By setting it to 0, BarcodeFinder can skip this filtration step. Meanwhile, the running time may be extremely long.
-
-
-t value
Only keeps value pairs of primers for each highly variant region. The default value is 1, i.e., only keep the best primer pair. To choose the best pairs of primers, the Score each pair received is used. To keep more pairs, set "-t" to more than 1.
-
-tmin value
The minimum product length (include primer). The default value is 300 (bp). Note this limits the PCR product's length instead of the sub-alignment's length.
-
-tmax value
The maximum product length (include primer). The default value is 500 (bp). Note that it limits the length of the PCR product given by the primer pair instead of the alignment.
The "-tmin" and "-tmax" are used to screen primer candidates. It uses BLAST results to set the location of primers on each template sequence and calculates the average lengths of the products. Because of the variance of species, the same locus may have differenct lengths in different species, plus with the stretching of the alignment that gaps were added during the aligning, please consider adding some margins for these two options.
For instance, if a user wants the amplified length to be smaller than 800 and greater than 500, s/he could consider setting "-tmin" to 550 and "-tmax" to 750.
For a taxon that is not very large and includes few fragments, BarcodeFinder can finish the task in minutes. For a large taxon (such as the Asteraceae family or the whole class of the Poales) and multiple fragments (such as the chloroplast genomes), the time to complete may be one hour or more on a PC or laptop.

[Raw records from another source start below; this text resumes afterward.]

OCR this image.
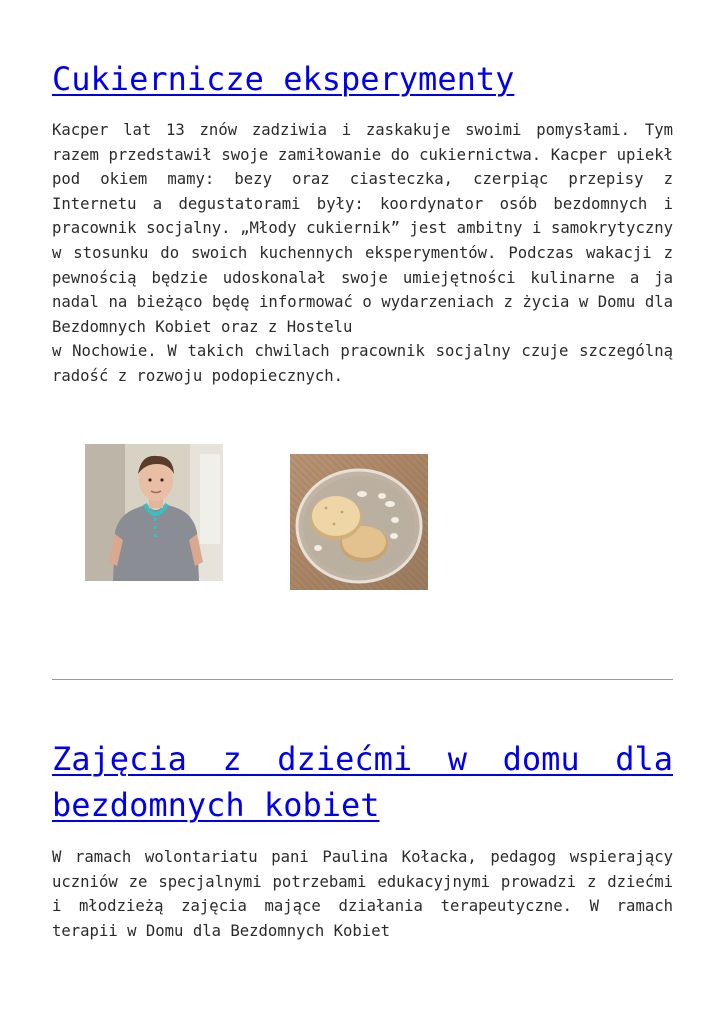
Cukiernicze eksperymenty

Kacper lat 13 znów zadziwia i zaskakuje swoimi pomysłami. Tym razem przedstawił swoje zamiłowanie do cukiernictwa. Kacper upiekł pod okiem mamy: bezy oraz ciasteczka, czerpiąc przepisy z Internetu a degustatorami były: koordynator osób bezdomnych i pracownik socjalny. „Młody cukiernik” jest ambitny i samokrytyczny w stosunku do swoich kuchennych eksperymentów. Podczas wakacji z pewnością będzie udoskonalał swoje umiejętności kulinarne a ja nadal na bieżąco będę informować o wydarzeniach z życia w Domu dla Bezdomnych Kobiet oraz z Hostelu

w Nochowie. W takich chwilach pracownik socjalny czuje szczególną radość z rozwoju podopiecznych.

Zajęcia z dziećmi w domu dla bezdomnych kobiet

W ramach wolontariatu pani Paulina Kołacka, pedagog wspierający uczniów ze specjalnymi potrzebami edukacyjnymi prowadzi z dziećmi i młodzieżą zajęcia mające działania terapeutyczne. W ramach terapii w Domu dla Bezdomnych Kobiet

BarcodeFinder requires less memory (usually less than 0.5 GB, although, for a large taxon BLAST may require more) and few CPUs (one core is enough). It can run very well on a normal PC. Multiple CPU cores may be helpful for the alignment and tree construction steps.
For Windows users, MAFFT may be very slow due to anti-virus software. Please consider following this instruction to install Ubuntu on Windows to obtain better results.